Le but, cette année, est de maintenir l’équipe dans l’élite. Parce que nous avons eu des difficultés financières. Ce qui justifie les nombreux départs et les sanctions que nous avons subis cette saison. Seules 5 joueuses professionnelles ont été conservées dans le groupe. N’empêche, on essaie de maintenir le cap pour rester en haut de tableau.

Il y a également eu un changement d’entraîneur avec la venue de Marina Maljkovic. Comment avez-vous vécu cette transition ?

Il y a une nouvelle façon de faire par rapport à l’année dernière, où l’on disposait d’une équipe plus forte avec 10 bonnes joueuses. Malgré cela, nous avions terminé dans le Top 4. Ce nouveau coach nous demande beaucoup de choses à faire. Elle est très rigoureuse. Elle exige une présence défensive tout terrain, en dépit de la fatigue. 

Pensez-vous avoir atteint une nouvelle dimension?

C’est difficile à dire, parce que cette année, normalement, on aurait dû jouer la Coupe d’Europe (Euroligue). Là, j’aurais pu dire que j’ai passé un nouveau cap avec Lyon, en côtoyant les grosses équipes européennes. Mais avec les difficultés financière, nous n’avons pas pu réaliser cette ambition. J’espère que ce sera le cas pour les autres années.

Vous faites partie des 5 pros retenues dans l’effectif. Cela vous donne-t-il plus de responsabilités ?
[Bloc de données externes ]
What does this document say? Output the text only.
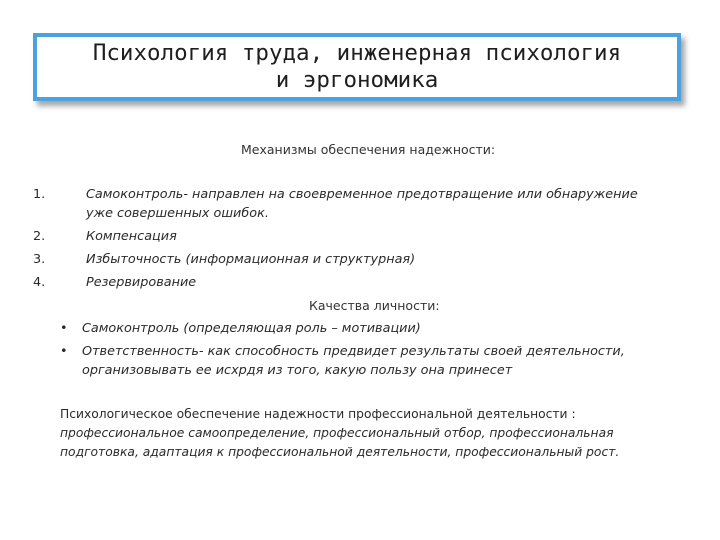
Психология труда, инженерная психология
и эргономика
Механизмы обеспечения надежности:
1.	Самоконтроль- направлен на своевременное предотвращение или обнаружение
уже совершенных ошибок.
2.	Компенсация
3.	Избыточность (информационная и структурная)
4.	Резервирование
Качества личности:
• Самоконтроль (определяющая роль – мотивации)
• Ответственность- как способность предвидет результаты своей деятельности,
организовывать ее исхрдя из того, какую пользу она принесет
Психологическое обеспечение надежности профессиональной деятельности :
профессиональное самоопределение, профессиональный отбор, профессиональная
подготовка, адаптация к профессиональной деятельности, профессиональный рост.
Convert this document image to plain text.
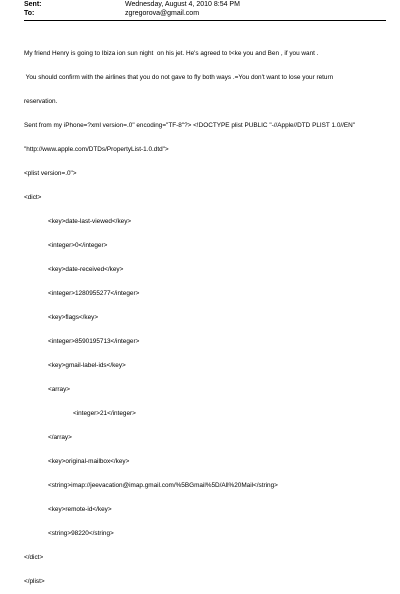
Sent:	Wednesday, August 4, 2010 8:54 PM
To:	zgregorova@gmail.com

My friend Henry is going to Ibiza ion sun night  on his jet. He's agreed to t<ke you and Ben , if you want .

You should confirm with the airlines that you do not gave to fly both ways .=You don't want to lose your return

reservation.

Sent from my iPhone=?xml version=.0" encoding="TF-8"?> <!DOCTYPE plist PUBLIC "-//Apple//DTD PLIST 1.0//EN"

"http://www.apple.com/DTDs/PropertyList-1.0.dtd">

<plist version=.0">

<dict>

<key>date-last-viewed</key>

<integer>0</integer>

<key>date-received</key>

<integer>1280955277</integer>

<key>flags</key>

<integer>8590195713</integer>

<key>gmail-label-ids</key>

<array>

<integer>21</integer>

</array>

<key>original-mailbox</key>

<string>imap://jeevacation@imap.gmail.com/%5BGmail%5D/All%20Mail</string>

<key>remote-id</key>

<string>98220</string>

</dict>

</plist>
Tout à fait. Là nous sommes obligés de prendre nos responsabilités. L’année dernière, avec un effectif de meilleure qualité, chacune attendait que l’autre débloque la situation. Au final, ça nous a plus porté préjudice. Cette saison, on sait qu’on doit se donner à fond sous peine de le payer cash.

«C’est toujours des promesses que les gens font»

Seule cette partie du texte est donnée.